I confirmed this and also that the issue was not reproducible with 5.10 kernel. I tracked the fix to the following patch introduced in 5.9 which changes the do_wp_page() logic:
09854ba94c6a 'mm: do_wp_page() simplification'
The problem here is that there's a _lot_ more patches than the few you found that fixed various other cases (THP etc).
I backported this patch (#2 in the series) along with 2 prerequisite patches (#1 and #4) that keep the backports clean and two followup fixes to the main patch (#3 and #5). I had to skip the following fix:
feb889fb40fa 'mm: don't put pinned pages into the swap cache'
because it uses page_maybe_dma_pinned() which does not exists in earlier kernels. Because pin_user_pages() does not exist there as well, I *think* we can safely skip this fix on older kernels, but I would appreciate if someone could confirm that claim.
Hmm. I think this means that swap activity can now break the connection to a GUP page (the whole pre-pinning model), but it probably isn't a new problem for 4.9/4.19.
I suspect the test there should be something like
/* Single mapper, more references than us and the map? */ if (page_mapcount(page) == 1 && page_count(page) > 2) goto keep_locked;
in the pre-pinning days.
But I really think that there are a number of other commits you're missing too, because we had a whole series for THP fixes for the same exact issue.
Added Peter Xu to the cc, because he probably tracked those issues better than I did.
Let me shamelessly plug these links for illustrating what kind of minefield we would be going into backporting this. Also for references what not to miss, and what may still become broken afterwards:
https://lwn.net/Articles/849638/ https://lwn.net/Articles/849876/
So NAK on this for now, I think this limited patch-set likely introduces more problems than it fixes.
I personally think there are only two options safe enough for stable backports (so that not more harm is caused than actually prevented).
1) Ignore the issue (outside of Android at least). The security model of zygote is unusual. Where else a parent of fork() doesn't trust the child, which is the same binary?

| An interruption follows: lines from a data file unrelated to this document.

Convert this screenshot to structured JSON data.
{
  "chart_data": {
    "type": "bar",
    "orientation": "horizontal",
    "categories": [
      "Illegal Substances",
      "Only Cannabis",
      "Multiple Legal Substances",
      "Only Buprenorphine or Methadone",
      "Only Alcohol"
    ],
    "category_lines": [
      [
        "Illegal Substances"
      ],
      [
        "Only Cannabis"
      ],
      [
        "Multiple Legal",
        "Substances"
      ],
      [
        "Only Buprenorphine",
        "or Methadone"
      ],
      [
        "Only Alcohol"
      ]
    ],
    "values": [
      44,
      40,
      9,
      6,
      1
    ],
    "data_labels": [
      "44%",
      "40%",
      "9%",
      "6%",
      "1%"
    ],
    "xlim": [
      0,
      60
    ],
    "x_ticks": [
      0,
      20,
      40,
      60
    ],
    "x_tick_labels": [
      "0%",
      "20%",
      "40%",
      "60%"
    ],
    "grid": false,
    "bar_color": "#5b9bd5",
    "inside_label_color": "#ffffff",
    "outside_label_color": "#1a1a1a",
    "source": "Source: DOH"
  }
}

BTW, I think the CVE description is very misleading: https://cve.mitre.org/cgi-bin/cvename.cgi?name=CVE-2020-29374
"does not properly consider the semantics of read operations and therefore can grant unintended write access" - the bug was never about an unintended write access, but about an info leak from parent to child, no?
2) For backports go with the original approach of 17839856fd58 ("gup: document and work around "COW can break either way" issue"), thus break COW during the GUP. But only for vmplice() so that nothing else gets broken. I think 5.4 stable (another LTS) actually backported only 17839856fd58 out of everything else, so it should have even the THP case covered, but its userfaultfd() is now probably broken...
Linus